On March 16, the Government Accountability Office (GAO) released a report identifying incentives to encourage financial institutions to provide banking services and small-dollar consumer loans in lower- and middle-income (LMI) communities. The report—issued in response to concerns raised by a 2015 FDIC survey, which found that “unbanked” or “underbanked” households tended to be located in LMI communities—assessed services provided by financial institutions in these areas, reviewed how regulators performed Community Reinvestment Act (CRA) evaluations, and solicited input from stakeholders such as consumer advocacy groups and financial industry members.

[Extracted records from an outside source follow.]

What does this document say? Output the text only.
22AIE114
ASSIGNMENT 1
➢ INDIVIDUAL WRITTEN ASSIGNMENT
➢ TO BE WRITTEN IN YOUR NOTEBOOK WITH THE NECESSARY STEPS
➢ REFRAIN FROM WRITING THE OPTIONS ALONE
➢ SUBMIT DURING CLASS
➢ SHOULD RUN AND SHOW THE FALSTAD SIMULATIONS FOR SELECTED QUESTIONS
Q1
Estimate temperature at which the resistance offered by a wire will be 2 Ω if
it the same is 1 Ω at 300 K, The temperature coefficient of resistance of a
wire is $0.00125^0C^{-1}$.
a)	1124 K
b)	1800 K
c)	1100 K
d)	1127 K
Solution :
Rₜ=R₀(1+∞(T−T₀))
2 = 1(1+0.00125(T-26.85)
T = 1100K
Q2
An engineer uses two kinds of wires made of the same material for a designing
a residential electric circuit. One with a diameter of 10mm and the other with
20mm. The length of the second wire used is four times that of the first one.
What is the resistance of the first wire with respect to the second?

Currently, CRA evaluation procedures do not consistently require an assessment of banks’ provision of retail banking services or small-dollar, non-mortgage consumer lending. Rather, banks are evaluated for these criteria typically only “if consumer lending is a substantial majority of the lending or a major product of the institution, which generally is not the case across all institution types.” According to GAO’s report, a June 2017 Treasury report (previously covered in a Buckley Sandler Special Alert), indicated that the CRA should be modernized to better target statutory and regulatory responses to financial risks faced by U.S. consumers. Treasury announced plans to review the CRA, but a timeline is yet to be released. Meanwhile, GAO recommended—and Treasury concurred—that Treasury should consider the findings in this report when conducting its review. GAO also proposed several incentives for financial institutions, including the following:

  • modifying lending and service tests conducted as part of the CRA examination process to focus more on how institutions are offering basic banking services and small-dollar, non-mortgage loans;
  • expanding the scope of areas and entities assessed as part of the CRA examinations to capture more types of institutions, including all bank affiliates and nonbanks; and
  • providing clarifying guidance about the examination process.